Enfin une étude sérieuse sur la lecture et l’achat de livres d’occasion par les Français, et ça décoiffe !
Vendredi 21 avril 2023 : le ministère de la Culture et la Sofia présentent leur étude conjointe sur le « livre d’occasion en France ». L’occasion de faire le point avec lucidité sur l’essor de ce marché et ses raisons profondes. Voici les principaux chiffres à retenir :
- Le marché de l’occasion a explosé depuis 2014 : il représente 9% du marché en valeur, 20% en volume, ce qui veut dire qu’il a plus que doublé en 9 ans alors que le marché du livre physique progressait de 6,6%, et le numérique (ebook+audio) de 69%. J’ai reconstitué cette évolution dans le graphe suivant :
- Le prix moyen de vente des livres d’occasion est donc autour de 4,50€, contre 11,40€ pour le neuf
- 34% des Français ont acheté un livre d’occasion au moins en 2022, contre 24% en 2014, et 29% en 2021
- Le panier moyen a lui aussi augmenté spectaculairement, en passant de 25€ à 39€ : les clients achètent en moyenne 9 livres par panier !
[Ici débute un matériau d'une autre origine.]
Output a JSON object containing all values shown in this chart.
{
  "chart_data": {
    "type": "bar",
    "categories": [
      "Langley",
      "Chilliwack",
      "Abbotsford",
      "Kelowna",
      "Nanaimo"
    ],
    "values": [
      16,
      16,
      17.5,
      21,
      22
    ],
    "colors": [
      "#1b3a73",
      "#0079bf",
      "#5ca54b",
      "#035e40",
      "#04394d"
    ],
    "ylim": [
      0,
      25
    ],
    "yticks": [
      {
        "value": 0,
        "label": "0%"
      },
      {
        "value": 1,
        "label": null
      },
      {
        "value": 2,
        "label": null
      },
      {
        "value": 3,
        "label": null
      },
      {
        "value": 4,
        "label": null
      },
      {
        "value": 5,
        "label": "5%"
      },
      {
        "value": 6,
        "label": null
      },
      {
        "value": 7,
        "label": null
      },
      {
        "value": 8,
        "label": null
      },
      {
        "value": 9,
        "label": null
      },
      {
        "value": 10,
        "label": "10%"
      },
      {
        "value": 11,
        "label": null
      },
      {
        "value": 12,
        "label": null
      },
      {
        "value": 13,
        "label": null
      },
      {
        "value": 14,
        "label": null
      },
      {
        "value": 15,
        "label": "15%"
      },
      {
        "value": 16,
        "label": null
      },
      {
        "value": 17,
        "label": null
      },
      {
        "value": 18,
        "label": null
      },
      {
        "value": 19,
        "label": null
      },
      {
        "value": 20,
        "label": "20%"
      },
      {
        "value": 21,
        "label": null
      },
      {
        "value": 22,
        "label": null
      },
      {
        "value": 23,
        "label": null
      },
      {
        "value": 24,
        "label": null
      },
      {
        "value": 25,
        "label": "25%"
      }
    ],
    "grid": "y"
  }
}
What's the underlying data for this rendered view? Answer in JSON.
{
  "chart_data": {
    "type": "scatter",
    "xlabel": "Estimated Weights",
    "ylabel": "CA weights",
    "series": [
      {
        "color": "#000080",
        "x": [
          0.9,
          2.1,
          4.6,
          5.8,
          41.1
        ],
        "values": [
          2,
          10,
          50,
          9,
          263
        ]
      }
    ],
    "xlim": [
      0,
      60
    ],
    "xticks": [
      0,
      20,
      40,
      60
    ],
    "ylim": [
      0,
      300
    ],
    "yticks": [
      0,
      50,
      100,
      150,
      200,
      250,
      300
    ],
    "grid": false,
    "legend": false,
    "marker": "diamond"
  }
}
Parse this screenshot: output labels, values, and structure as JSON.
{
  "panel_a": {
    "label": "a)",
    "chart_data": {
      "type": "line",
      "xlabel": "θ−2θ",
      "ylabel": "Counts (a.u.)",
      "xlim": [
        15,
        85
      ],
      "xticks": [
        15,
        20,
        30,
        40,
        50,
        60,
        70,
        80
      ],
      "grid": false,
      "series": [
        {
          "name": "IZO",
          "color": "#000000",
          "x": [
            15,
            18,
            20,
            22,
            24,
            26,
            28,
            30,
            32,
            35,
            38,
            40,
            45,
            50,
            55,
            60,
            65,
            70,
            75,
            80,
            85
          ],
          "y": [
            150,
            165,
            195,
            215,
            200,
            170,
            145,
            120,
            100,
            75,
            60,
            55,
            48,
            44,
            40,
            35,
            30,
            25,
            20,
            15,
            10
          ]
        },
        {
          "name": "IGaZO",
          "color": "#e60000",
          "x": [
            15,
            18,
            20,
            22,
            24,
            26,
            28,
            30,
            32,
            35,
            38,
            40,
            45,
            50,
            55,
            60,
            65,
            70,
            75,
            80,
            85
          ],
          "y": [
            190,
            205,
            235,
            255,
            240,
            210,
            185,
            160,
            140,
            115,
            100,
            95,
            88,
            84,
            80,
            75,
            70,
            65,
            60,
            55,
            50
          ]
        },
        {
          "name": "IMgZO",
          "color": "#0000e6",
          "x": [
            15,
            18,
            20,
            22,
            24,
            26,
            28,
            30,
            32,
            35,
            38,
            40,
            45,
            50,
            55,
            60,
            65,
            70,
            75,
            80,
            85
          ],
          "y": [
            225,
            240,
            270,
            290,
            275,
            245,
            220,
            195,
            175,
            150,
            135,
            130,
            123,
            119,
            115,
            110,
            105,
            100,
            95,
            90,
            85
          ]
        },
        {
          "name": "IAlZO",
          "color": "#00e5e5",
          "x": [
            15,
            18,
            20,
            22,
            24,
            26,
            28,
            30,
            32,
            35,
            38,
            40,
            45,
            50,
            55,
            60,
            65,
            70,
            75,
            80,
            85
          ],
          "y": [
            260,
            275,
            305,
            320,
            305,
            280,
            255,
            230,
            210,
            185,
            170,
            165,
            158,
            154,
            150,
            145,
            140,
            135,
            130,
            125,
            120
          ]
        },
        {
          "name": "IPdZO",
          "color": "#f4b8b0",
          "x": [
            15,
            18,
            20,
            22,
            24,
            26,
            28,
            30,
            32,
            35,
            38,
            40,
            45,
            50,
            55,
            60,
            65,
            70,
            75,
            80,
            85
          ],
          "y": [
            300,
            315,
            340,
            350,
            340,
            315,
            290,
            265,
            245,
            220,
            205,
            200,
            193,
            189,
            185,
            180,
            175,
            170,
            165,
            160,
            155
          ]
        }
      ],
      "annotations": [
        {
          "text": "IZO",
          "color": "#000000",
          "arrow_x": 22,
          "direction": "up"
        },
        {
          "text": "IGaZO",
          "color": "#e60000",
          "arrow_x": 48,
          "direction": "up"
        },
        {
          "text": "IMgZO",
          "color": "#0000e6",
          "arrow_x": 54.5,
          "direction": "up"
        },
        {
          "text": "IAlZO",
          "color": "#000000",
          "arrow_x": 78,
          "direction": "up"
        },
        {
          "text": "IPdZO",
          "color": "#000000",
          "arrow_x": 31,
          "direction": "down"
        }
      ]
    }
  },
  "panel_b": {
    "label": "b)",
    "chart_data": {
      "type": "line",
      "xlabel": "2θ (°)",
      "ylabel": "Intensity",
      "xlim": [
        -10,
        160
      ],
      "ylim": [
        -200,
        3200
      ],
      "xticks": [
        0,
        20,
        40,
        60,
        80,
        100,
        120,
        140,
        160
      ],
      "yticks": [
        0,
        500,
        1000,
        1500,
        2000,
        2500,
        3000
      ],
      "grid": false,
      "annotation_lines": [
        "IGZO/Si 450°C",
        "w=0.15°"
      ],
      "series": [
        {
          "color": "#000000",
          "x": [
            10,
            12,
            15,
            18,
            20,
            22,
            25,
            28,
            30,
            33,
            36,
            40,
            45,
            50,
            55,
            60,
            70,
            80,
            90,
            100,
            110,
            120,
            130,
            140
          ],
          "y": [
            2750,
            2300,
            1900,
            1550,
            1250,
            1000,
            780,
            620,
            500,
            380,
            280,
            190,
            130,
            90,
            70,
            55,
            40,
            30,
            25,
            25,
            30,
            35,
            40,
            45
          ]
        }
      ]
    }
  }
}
- Le profil type des acheteurs ne différe pas de celui des acheteurs de neuf (surreprésentation de femmes, de la tranche 35-45, des CSP+ avec enfants
- La première motivation des acheteurs (76%) est de faire des économies (quelle surprise !)
- À l’inverse, le principal frein à l’achat est la crainte sur l’état du livre (26%)
- 48% des acheteurs d’occasion avaient l’intention d’acheter le livre neuf
- La seule catégorie surreprésentée dans les ventes de livres d’occasion est la littérature générale, qui pèse plus de 50% des ventes d’occasion contre 25% sur le neuf. La jeunesse et la vie pratique sont proches de leur poids normal. En revanche la BD pèse moins de 10% de l’occasion contre 20% sur le neuf. Mais comme les ventes de BD et de mangas neufs ont explosé depuis 3 ans, on peut prévoir un fort afflux de livres d’occasion dans ces catégories lorsque les acheteurs videront leurs étagères.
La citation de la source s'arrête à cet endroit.